The Descent by Jeff Long

Title: The Descent
Author: Jeff Long
Genre: Science Fiction…or Thriller…
Publisher: Jove
Publication Date: October 31, 2001Month xx, xxxx
Paperback: 592 pages
Where’d I Get It: Purchased by Hubby, for Hubby!

Synopsis (From Goodreads): Hell exists.

In Tibet, while guiding trekkers to a holy mountain, Ike Crockett discovers a bottomless cave. When his lover disappears, Ike pursues her into the depths of the earth….In a leper colony bordering the Kalahari Desert, a nun and linguist named Ali von Schade unearths evidence of a proto-human species and a deity called Older-than-Old….In Bosnia, Major Elias Branch crash-lands his gunship near a mass grave and is swarmed by pale cannibals terrified of light…

My Thoughts: I initially wasn’t going to read this book.  It’s just not something I’d usually grab and say, “Oooo I want to read that!”.  I’m glad I did, however, because this was quite a good book.  Note that I said good, not great. What got my attention was the “Hell is real…” part of the synopsis.  Satan explained as an actual living creature instead of a fairy-tale type being?
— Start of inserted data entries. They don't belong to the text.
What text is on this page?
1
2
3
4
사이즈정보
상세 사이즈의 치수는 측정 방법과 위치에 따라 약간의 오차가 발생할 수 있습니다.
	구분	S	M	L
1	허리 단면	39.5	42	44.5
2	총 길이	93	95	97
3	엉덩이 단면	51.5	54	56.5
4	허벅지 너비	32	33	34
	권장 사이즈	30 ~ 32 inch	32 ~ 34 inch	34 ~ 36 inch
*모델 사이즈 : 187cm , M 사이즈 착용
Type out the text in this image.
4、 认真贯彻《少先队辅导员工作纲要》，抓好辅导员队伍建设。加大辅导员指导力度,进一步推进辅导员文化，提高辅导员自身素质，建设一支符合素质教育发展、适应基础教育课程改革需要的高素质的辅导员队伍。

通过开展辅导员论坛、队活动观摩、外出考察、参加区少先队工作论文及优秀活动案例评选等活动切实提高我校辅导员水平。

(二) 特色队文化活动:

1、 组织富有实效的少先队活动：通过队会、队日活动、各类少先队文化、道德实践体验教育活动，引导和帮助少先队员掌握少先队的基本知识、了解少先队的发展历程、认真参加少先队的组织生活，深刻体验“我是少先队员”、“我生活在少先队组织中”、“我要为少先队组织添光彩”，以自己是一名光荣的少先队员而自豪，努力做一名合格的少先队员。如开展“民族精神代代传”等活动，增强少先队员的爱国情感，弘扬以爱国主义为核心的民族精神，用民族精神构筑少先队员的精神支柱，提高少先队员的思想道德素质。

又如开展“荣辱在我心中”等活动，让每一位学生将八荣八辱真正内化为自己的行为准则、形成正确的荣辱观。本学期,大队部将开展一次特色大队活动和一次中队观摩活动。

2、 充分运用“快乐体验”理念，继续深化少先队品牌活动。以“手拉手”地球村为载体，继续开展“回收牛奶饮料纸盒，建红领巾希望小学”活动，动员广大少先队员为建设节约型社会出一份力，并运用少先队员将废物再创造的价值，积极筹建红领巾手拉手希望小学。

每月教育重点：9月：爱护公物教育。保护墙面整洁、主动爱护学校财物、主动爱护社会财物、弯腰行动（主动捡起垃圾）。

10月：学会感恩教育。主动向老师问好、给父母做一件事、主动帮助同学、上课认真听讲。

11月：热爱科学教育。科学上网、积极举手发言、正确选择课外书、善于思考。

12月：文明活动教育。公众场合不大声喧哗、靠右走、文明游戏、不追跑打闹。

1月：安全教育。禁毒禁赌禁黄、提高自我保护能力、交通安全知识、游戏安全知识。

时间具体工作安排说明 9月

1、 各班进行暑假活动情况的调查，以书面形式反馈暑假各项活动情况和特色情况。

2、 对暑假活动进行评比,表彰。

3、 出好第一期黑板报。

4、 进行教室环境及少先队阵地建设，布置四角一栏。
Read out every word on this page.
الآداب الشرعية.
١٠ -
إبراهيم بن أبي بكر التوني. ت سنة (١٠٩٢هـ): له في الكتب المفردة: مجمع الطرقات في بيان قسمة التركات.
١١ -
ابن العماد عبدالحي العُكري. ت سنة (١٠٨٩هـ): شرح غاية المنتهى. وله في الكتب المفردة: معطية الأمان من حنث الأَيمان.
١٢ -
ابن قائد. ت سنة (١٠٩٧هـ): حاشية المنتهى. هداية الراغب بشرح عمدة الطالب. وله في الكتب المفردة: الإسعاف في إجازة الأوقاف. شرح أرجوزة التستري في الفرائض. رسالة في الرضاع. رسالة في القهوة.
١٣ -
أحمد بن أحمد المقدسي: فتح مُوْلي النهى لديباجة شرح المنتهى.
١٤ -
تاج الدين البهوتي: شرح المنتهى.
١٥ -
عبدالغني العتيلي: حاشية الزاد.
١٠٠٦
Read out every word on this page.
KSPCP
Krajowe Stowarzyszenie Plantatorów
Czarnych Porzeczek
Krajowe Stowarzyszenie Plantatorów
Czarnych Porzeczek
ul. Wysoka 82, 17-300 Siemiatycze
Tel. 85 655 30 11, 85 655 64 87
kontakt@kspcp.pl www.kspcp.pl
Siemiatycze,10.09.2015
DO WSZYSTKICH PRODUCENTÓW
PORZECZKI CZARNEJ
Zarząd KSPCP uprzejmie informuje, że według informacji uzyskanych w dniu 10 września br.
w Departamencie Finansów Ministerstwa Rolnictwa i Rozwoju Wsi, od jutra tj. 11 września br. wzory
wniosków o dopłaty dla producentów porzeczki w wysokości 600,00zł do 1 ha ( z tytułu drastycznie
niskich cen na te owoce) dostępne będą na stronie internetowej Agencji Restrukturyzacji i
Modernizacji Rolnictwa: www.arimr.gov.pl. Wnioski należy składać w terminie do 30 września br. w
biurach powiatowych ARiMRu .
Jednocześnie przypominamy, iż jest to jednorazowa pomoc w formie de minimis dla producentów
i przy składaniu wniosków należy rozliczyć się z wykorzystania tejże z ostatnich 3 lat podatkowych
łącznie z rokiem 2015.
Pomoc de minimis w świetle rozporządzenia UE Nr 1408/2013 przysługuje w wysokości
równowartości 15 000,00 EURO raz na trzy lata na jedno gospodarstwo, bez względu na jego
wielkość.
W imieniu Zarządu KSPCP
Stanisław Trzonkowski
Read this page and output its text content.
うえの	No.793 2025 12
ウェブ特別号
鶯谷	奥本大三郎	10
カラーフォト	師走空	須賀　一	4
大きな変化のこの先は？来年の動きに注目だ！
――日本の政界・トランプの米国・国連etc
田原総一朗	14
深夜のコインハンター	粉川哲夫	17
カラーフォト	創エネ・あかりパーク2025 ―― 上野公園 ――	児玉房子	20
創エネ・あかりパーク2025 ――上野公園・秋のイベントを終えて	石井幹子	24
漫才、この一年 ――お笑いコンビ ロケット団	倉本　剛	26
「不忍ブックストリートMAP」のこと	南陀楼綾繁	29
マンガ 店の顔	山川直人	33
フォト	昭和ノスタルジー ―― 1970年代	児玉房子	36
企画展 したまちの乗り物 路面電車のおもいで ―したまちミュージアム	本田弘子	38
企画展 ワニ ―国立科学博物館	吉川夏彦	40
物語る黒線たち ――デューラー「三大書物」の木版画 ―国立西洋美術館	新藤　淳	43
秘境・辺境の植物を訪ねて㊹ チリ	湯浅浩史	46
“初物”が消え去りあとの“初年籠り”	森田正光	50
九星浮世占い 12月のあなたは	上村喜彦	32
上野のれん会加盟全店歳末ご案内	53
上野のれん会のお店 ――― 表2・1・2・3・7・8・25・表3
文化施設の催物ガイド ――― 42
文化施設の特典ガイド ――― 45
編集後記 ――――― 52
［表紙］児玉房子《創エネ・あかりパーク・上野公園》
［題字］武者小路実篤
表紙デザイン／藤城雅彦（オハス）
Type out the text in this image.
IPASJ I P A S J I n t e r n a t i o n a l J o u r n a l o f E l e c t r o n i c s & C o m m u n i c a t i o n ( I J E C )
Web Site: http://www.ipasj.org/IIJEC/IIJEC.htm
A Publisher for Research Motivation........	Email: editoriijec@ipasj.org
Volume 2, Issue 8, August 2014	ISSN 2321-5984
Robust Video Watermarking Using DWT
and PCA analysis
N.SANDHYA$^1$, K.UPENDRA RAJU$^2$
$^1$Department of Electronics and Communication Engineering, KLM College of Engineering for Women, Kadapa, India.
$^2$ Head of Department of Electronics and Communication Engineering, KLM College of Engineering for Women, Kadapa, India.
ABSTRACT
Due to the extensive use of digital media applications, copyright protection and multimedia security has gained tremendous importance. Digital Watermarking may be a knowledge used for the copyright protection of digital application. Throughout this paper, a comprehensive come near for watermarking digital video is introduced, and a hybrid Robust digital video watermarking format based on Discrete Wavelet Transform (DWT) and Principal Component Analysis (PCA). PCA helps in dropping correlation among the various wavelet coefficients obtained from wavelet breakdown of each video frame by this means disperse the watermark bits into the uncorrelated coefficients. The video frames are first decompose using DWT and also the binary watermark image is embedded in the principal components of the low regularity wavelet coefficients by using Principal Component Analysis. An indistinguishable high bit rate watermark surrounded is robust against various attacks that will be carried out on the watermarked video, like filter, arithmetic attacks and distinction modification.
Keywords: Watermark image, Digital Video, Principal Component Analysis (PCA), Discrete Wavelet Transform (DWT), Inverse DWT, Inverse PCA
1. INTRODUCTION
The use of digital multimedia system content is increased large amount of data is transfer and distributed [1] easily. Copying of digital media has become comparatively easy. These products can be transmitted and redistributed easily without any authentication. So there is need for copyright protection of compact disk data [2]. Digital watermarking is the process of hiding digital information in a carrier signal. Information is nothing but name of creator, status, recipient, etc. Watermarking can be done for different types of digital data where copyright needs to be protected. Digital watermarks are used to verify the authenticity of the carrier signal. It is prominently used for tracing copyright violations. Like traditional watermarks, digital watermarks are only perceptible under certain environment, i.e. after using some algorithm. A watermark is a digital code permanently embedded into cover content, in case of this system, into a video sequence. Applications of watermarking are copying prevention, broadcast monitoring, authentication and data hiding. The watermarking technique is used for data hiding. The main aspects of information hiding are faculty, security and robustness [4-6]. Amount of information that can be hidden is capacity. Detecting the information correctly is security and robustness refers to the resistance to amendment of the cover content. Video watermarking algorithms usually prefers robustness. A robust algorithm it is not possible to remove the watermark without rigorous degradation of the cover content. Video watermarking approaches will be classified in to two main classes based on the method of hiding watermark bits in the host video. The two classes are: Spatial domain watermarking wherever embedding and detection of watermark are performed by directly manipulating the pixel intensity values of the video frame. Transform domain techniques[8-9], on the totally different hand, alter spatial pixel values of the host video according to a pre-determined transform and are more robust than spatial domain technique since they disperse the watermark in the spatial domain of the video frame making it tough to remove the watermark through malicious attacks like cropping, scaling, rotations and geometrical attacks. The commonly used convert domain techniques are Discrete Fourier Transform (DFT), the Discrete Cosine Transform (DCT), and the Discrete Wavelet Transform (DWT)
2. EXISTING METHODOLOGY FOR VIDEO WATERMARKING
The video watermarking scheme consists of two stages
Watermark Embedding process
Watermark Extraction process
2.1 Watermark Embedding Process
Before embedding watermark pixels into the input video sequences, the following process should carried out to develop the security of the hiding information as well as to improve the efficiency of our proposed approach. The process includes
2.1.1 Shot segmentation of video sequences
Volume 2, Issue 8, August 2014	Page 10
I’m there.  I was drawn in by page 13 and had to read through to the end.  Now, I’m no history buff, so I have no clue at all if the historical details in this book were accurate, but…well, I was enjoying the read enough that I wouldn’t entirely care one way or the other.  It is, after all, a work of Fiction.  It doesn’t have to be historically accurate.   The idea that Hell exists, that it is directly beneath our feet in the depths of the earth…that just really intrigues me.  The detailed culture that Long created for the people of “hell” was intriguing and unique enough to make the reader want to know more, but it wasn’t so fantastical that you want to roll your eyes and ask the author what the heck he was thinking.  I love books that have this level of detail – it shows to me the author really gave a darn about what he or she was writing enough to flesh out the entire thing.  So yes, we have a culture of people who have adapted, evolved, deevolved, learned, explored, and lived – all unknown to those humans who walk aboveground.  These humanoids apparently frequent the surface not only for food and “trinkets” but to kidnap humans and bring them down into their world – either as slaves or as new members of their clans/groups.  There’s so many parts to this book and such a complex set of stories interwoven into one another that I’m not sure really what to say without this becoming a spoiler, so I’ll just end this by saying I very much enjoyed this and do recommend it as a fun and interesting read.